Details

  • NVIDIA's Blackwell GB200 NVL72 system achieved 1.5 million tokens per second running OpenAI’s gpt-oss-120b model, highlighting major advancements in large model inference.
  • NVIDIA and OpenAI collaborated to optimize and publicly release two open-weight models, gpt-oss-120b and gpt-oss-20b, aimed at driving generative and physical AI across various industries.
  • The Blackwell architecture leverages NVFP4 4-bit precision and CUDA-optimized frameworks like FlashInfer, Hugging Face, and TensorRT to deliver lower power consumption, reduced memory demands, and real-time execution of trillion-parameter LLMs.

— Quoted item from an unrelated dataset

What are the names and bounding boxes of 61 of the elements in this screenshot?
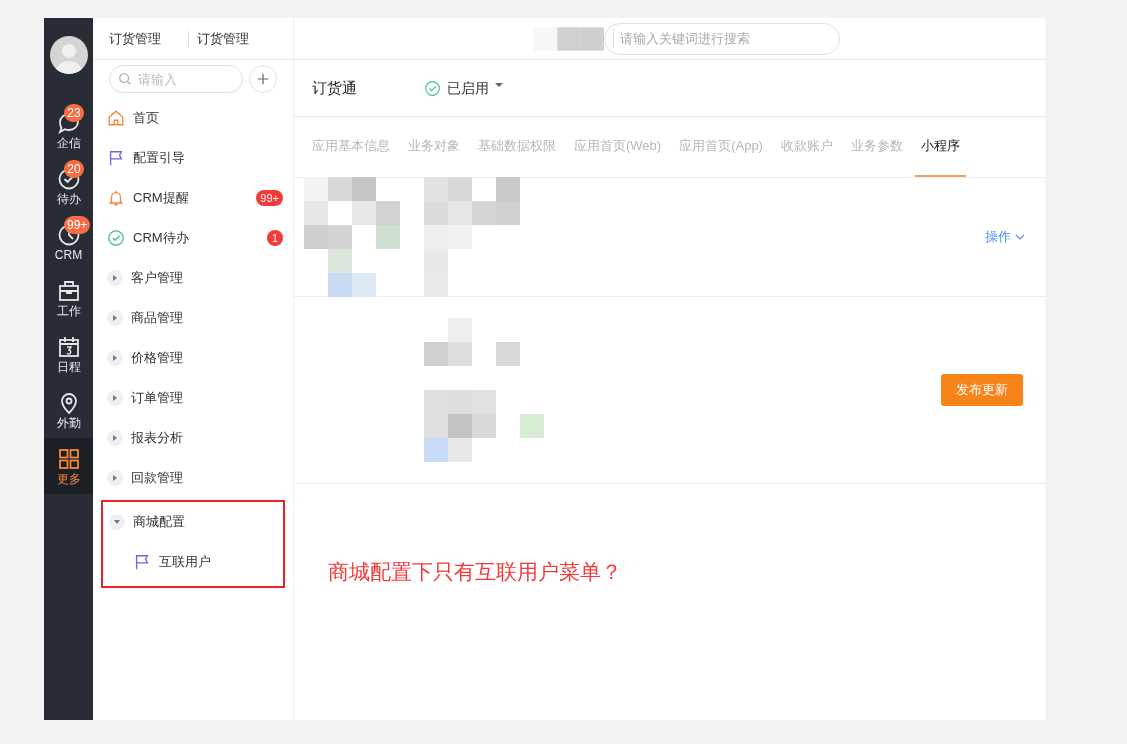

  • This marks a significant shift from previous models trained on NVIDIA H100 GPUs, drastically accelerating training times and inference throughput, with potential reductions in model training from months to just days.

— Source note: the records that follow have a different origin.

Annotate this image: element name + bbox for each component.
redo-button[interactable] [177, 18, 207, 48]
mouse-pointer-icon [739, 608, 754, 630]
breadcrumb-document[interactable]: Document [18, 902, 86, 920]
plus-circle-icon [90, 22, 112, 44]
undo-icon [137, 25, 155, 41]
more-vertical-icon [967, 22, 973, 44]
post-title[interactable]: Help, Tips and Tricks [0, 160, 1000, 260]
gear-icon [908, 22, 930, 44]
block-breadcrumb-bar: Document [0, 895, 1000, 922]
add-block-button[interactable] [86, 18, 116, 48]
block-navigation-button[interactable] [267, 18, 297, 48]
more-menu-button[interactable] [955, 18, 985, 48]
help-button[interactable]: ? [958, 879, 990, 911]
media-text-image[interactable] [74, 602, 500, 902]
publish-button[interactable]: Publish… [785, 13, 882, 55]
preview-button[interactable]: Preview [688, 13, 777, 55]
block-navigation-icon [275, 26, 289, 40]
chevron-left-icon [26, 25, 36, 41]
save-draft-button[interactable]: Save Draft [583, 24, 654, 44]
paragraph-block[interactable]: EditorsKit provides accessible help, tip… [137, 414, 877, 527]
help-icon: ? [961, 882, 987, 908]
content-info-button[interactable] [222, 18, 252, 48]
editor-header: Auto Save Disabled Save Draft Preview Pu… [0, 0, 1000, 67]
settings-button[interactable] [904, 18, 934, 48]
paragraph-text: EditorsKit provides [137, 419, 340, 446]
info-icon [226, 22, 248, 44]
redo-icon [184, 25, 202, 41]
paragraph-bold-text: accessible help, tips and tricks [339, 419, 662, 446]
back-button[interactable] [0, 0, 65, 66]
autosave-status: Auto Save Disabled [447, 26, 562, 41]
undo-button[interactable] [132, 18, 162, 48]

  • Leveraging the extensive reach of the CUDA ecosystem—450 million downloads and 6.5 million developers worldwide—these models are accessible on platforms ranging from DGX Cloud to RTX PRO cards, ensuring broad developer and enterprise access.

Impact

The partnership cements NVIDIA’s role as a cornerstone of AI infrastructure, enabling faster, more efficient open-source model deployment for enterprises and developers globally. This high-profile collaboration demonstrates how hardware-software integration is pushing generative AI forward and helping meet industry demand for scalable, high-performance solutions. With CUDA’s wide adoption, NVIDIA is poised to further fuel innovation in AI-powered fields from research to real-world applications.